Mystes Ruxley, high above the gathering on an ornate, gilded pulpit, also endlessly imitated that flow.
“You will at all times uphold the laws of Wyvernhold. You will use all weapons in the name of the god Severen, and lead your quest in a manner that reflects the ancient traditions of this land and its king. You will . . .”
Pierce’s thoughts strayed to the small town on Chimera Bay that, no matter how far he traveled, would not let him go. Random memories surfaced: the strange ritual in the ghost of the old hotel; the past that clung there, a collection of fractured relics and small mysteries; the young woman with her smiling green eyes, her flowing golden hair and generous smile, those eyes reddened, heavy with unshed tears. Trapped in a fairy tale, she seemed to him, by the chef who refused to show his face. Again Pierce felt the pull of her, even across the distance, and his impulse to step once more onto that convoluted, obsessive path to her door.
“Go in peace, return safely with what you find, for every one of you, searching for such a prize will, according to the magus Lord Skelton, bring back what you need most. In the name of the god Severen, and with King Arden’s sufferance, go into the world with courage, humility, and the worthiest of intentions. As Lord Skelton might say, and probably did: Follow your heart, and you will always know where you are. This Assembly is ended. Praise Severen.”

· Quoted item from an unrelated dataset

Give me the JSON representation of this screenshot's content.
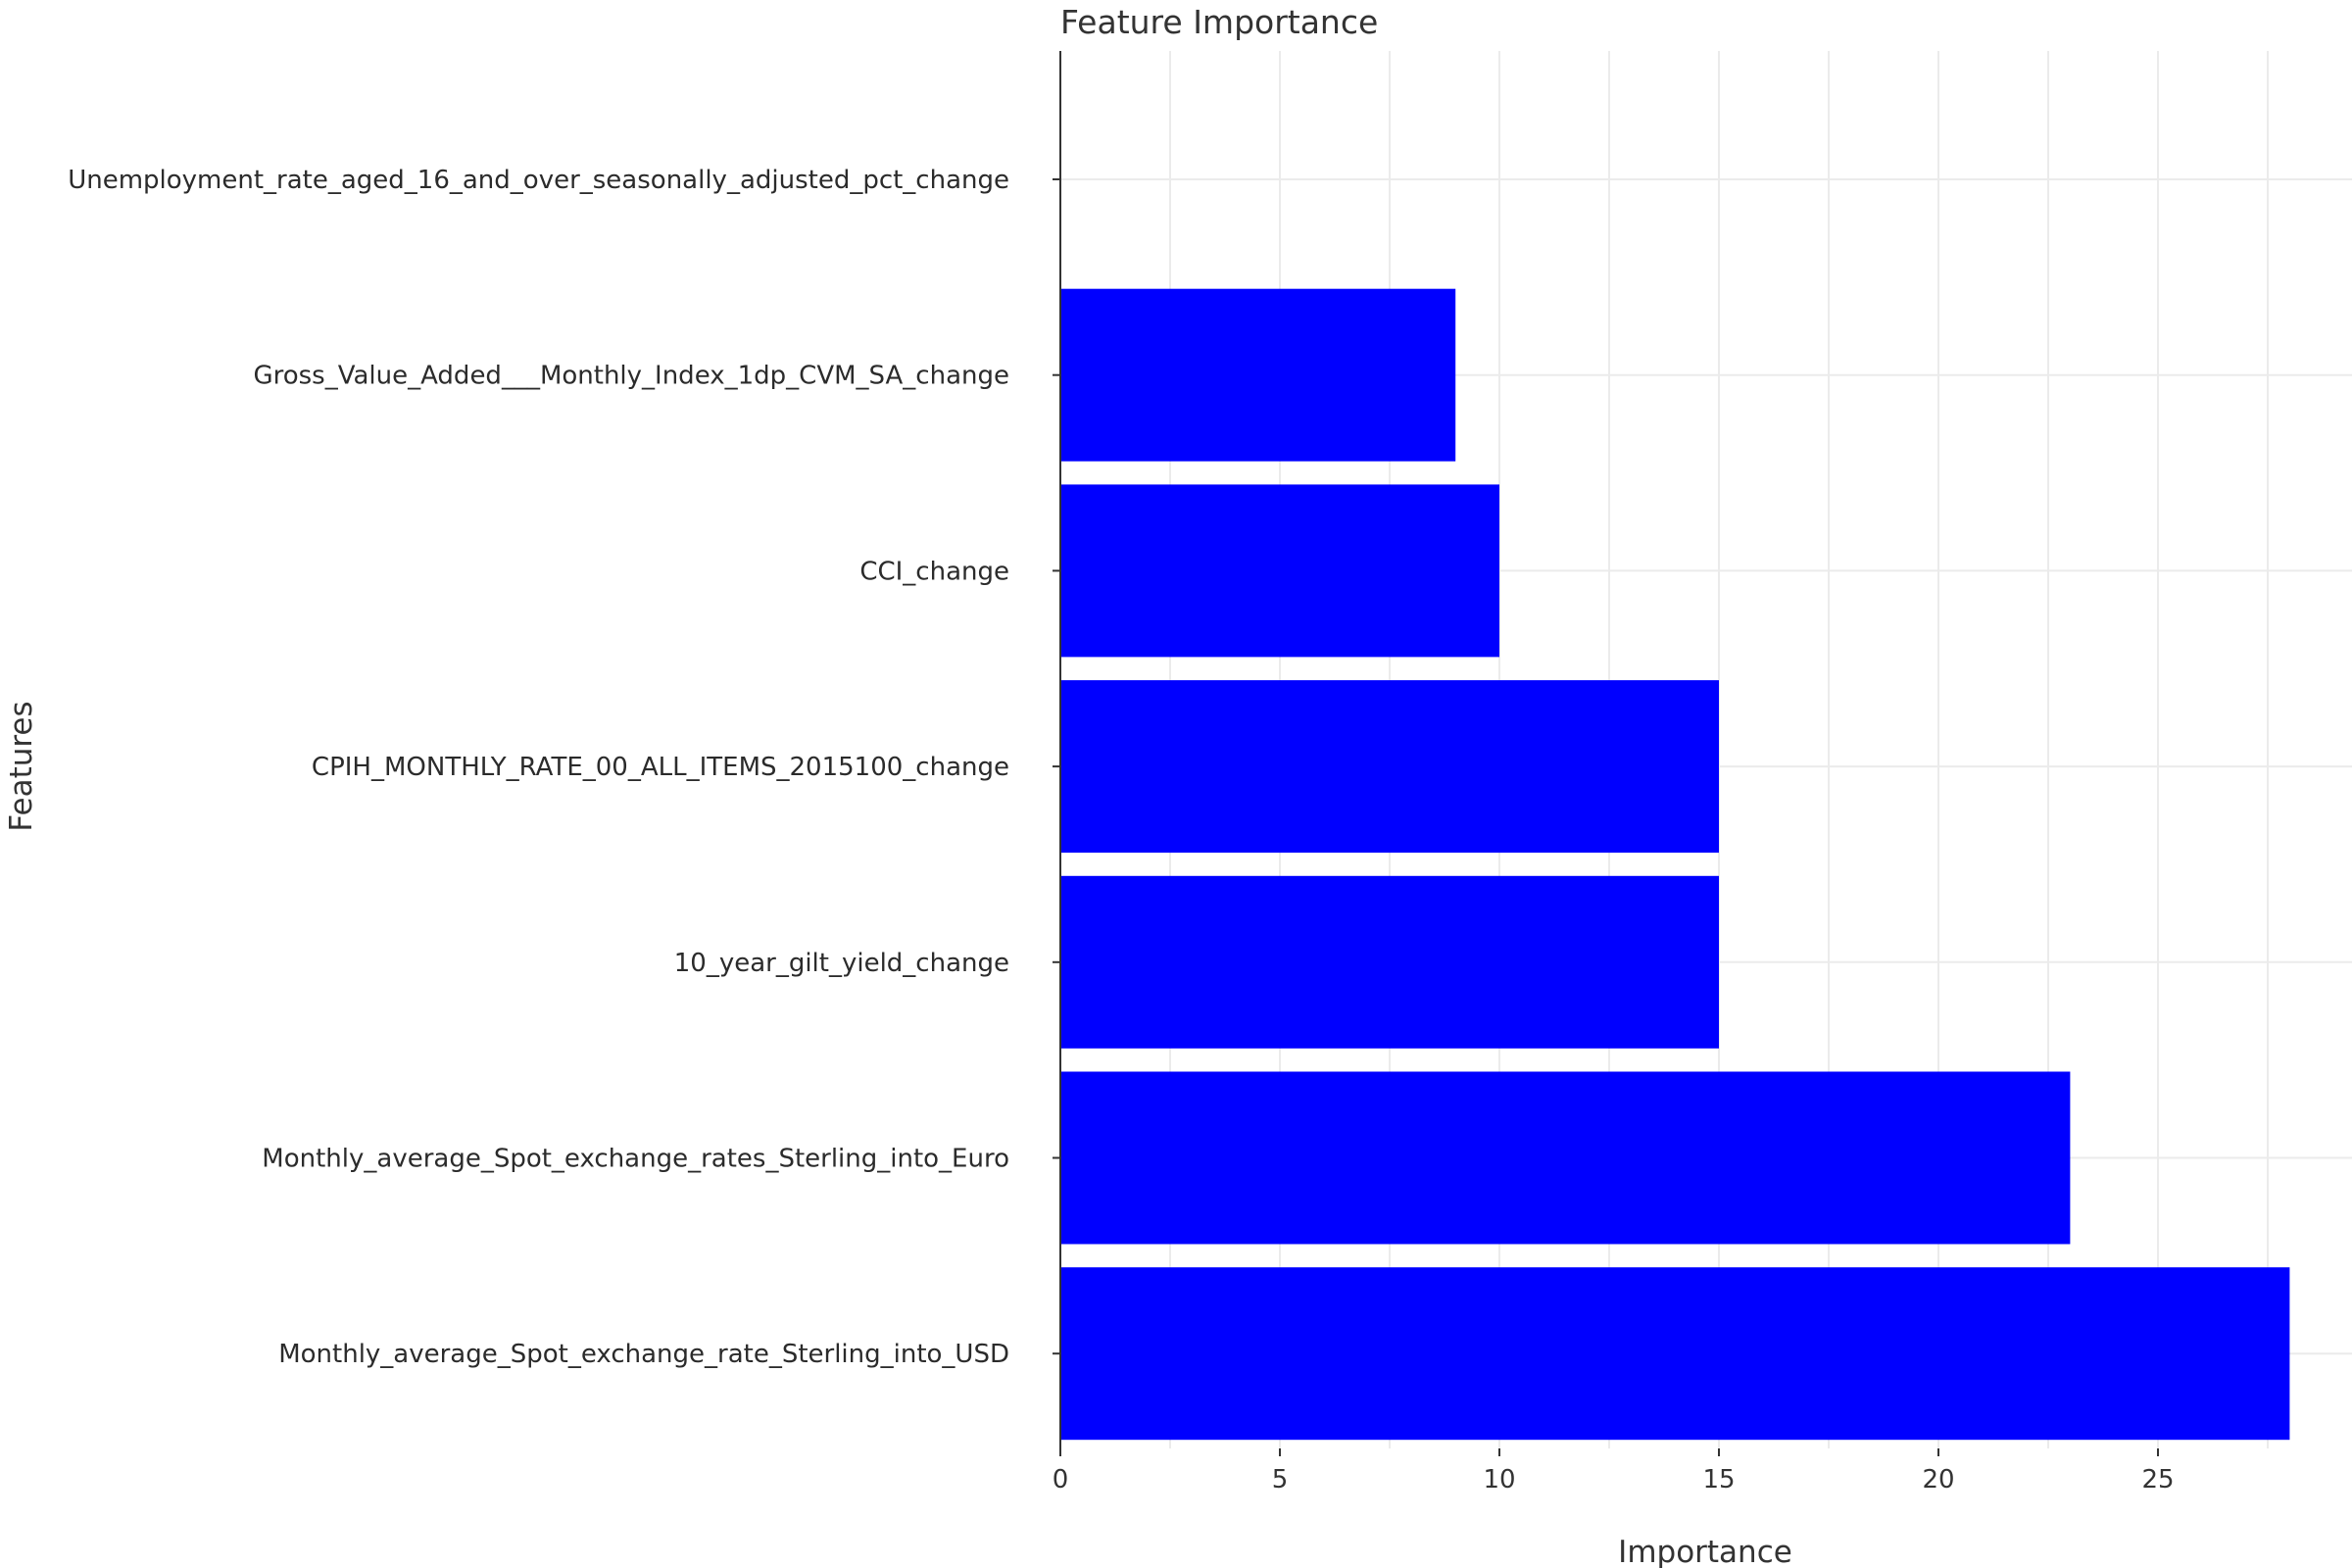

The knights did so with such enthusiasm that the phrase bounced from wall to wall and even overwhelmed, for an instance, the incessant voice of the river god. Pierce felt a hand grip his shoulder; he turned his head, met Leith’s smiling eyes. He followed his father and his brother out of the sanctum into the long shadows and bright, sun-streaked late afternoon of Severluna, and he wondered what he could possibly find of value on this quest that he did not already, amazingly, possess.
Late that night, he finally called his mother.
14
News about the Assembly reached Calluna’s sanctum in piecemeal fashion. Short of listening through a keyhole, Perdita had to wait for Gareth to reappear, which he finally did late in the evening after the Assembly ended. They slipped out of the palace, away from knights and acolytes, to a quiet, discreet pub to talk. From Gareth, the princess heard the incredible tale of the secret son of Leith Duresse, whose wife Heloise had kept from him all those years.